|
|
|
|
|
by simonw
1753 days ago
|
|
If an unofficial API returns JSON that looks like this: {
"id": 3422,
"title": "My essay about cheese",
"published": "13th August 2021 at 3:45pm",
"abstract": "<p>In which I write about cheese!</p>"
}
And I write code against that which includes stripping the HTML tags from "abstract" and converting the date format in "published" into in ISO datetime... am I writing scraping code?I would argue that I am, even though it started out as a JSON wrapper. "To call every query a scrape is to diminish the specificity and utility of the term." Absolutely disagree with you there.

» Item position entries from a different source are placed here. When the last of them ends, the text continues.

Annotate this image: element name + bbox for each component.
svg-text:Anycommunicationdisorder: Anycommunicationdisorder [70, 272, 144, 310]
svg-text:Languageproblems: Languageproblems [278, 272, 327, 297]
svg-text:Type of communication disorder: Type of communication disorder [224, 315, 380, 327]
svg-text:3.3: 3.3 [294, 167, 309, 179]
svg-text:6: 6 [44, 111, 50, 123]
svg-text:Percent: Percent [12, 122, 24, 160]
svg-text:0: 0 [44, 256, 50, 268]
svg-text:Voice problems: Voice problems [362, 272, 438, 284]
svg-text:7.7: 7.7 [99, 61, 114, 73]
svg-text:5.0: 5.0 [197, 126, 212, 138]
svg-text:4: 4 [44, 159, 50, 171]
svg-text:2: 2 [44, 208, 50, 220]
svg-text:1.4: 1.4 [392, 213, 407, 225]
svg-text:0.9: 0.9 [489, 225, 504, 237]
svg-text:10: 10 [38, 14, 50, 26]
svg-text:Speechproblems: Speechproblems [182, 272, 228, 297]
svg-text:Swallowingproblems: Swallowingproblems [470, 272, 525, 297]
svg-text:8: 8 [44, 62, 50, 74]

I interpret the term "scraping" as "writing code that gathers data from a source that has not deliberately published that data in a usable format". Gathering data from any kind of API fits that criteria for me, since most APIs only give you a subset of the data at a time. I think the reason I care so much about this is that I coined the term "git scraping" to cover a variant of scraping that uses Git repositories to store the data and track changes over time - and git scraping applies equally to data sourced from APIs as it does to data sourced from HTML pages. https://simonwillison.net/2020/Oct/9/git-scraping/ |
|
The term was coined to differentiate how difficult it is to extract data from a format that was patently not intended to efficiently spread raw data to other machines. If that meaning erodes, and it's just yet another way to say an API query, it will be a great loss for the precision of our terminology.